Durante algumas semanas, consegui manter a mente focada em outras coisas e deixar James um pouco fora de meus pensamentos. Pude entender que o que acontecera na festa e até no sonho fora um surto de adrenalina de recém-chegada a famosa Los Angeles, talvez somado com a saudade que ainda guardava de Becky. A grana que eu tinha guardada já estava chegando ao fim e eu precisava de uma vez por todas arrumar algum emprego, ao menos temporário. Delilah me prometeu uma entrevista com um amigo dela que era dono de uma loja de "artefatos exóticos". Tenho certeza que era algum brechó macabro, os moradores de LA adoram fingir que são originais e excêntricos. Em troca, eu deveria dirigi-la até alguns pontos da cidade quando havia audição para figuração de alguma série ou comercial.

- Hey, lembra do James? - Delilah me pegou de surpresa, enquanto eu dirigia. - Alto, loiro gostoso, estava naquela festinha lá em casa há um mês e pouquinho. - A voz dela era séria, quase triste.

 - Aham, o modelo né? - Fingi discrição. - Ele mesmo. - Ela fez uma pausa e continuou. - Acho que ele vai passar uns dias lá em casa. Parece que o primeiro mentor dele na vida de modelo, faleceu. James disse que ele era como um pai pra ele, sabe? Que o ajudou na carreira quando ele estava começando. Tadinho, James está devastado. A família do cara é de Phoenix, o enterro será lá. - Eu a ouvia com atenção. - Eu ofereci ele ficar uns dias lá em casa, porque as únicas pessoas que ele tinha aqui nos Estados Unidos eram eu e esse mentor. Não acho certo ele voltar pra Alemanha agora, ficar lá na agência e tudo mais. Ele precisa de uns dias de descanso. - Ela falou com pesar, triste pelo luto do amigo. 

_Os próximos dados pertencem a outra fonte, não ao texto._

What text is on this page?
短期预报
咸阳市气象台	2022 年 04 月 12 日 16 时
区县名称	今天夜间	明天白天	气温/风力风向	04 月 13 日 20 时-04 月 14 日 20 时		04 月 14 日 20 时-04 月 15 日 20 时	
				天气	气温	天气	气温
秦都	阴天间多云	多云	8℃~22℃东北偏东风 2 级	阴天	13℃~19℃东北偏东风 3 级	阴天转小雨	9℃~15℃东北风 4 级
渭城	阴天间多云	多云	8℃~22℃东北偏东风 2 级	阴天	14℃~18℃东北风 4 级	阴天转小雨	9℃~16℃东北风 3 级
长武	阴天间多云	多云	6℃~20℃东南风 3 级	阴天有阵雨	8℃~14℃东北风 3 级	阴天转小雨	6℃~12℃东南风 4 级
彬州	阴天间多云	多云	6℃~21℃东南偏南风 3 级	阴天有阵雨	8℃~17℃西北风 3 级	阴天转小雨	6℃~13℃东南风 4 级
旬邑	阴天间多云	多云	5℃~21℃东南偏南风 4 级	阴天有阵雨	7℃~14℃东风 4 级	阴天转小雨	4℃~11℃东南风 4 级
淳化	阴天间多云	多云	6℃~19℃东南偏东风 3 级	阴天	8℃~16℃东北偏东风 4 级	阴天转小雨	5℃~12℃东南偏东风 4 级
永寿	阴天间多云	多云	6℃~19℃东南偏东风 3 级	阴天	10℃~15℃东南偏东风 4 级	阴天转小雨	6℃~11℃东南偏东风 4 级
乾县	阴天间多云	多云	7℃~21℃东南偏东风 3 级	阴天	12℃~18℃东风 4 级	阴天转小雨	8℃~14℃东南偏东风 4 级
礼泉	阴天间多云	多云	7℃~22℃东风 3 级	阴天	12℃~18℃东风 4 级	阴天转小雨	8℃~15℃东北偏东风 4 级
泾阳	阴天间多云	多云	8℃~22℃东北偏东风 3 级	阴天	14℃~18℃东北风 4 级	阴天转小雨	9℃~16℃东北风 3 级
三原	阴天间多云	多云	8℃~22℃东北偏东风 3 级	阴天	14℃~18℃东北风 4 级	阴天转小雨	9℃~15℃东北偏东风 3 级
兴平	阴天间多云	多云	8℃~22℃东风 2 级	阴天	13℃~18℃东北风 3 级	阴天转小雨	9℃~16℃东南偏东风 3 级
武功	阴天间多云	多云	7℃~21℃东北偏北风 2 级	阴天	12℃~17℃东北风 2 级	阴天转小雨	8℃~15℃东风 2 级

Depois de alguns minutos de silêncio no carro, chegamos ao destino de Delilah. - Boa sorte no teste! - Ela sorriu abertamente e cruzou os dedos. - Torce por mim! Ah, a propósito... Tem como você passar no Target e comprar um colchão de ar? O James é bem alto, ele não cabe no meu sofá. Já tentamos. - Ela deu uma risadinha e saiu andando confiante, como sempre. Não deu tempo de responder, o sinal de trânsito já estava verde e ela longe. Fiquei martelando na mente a última frase de Delilah. Como assim "já tentamos"? Não consigo imaginá-los dessa forma. Talvez já tentaram dormir juntos? Transar...? Não. Não era possível. 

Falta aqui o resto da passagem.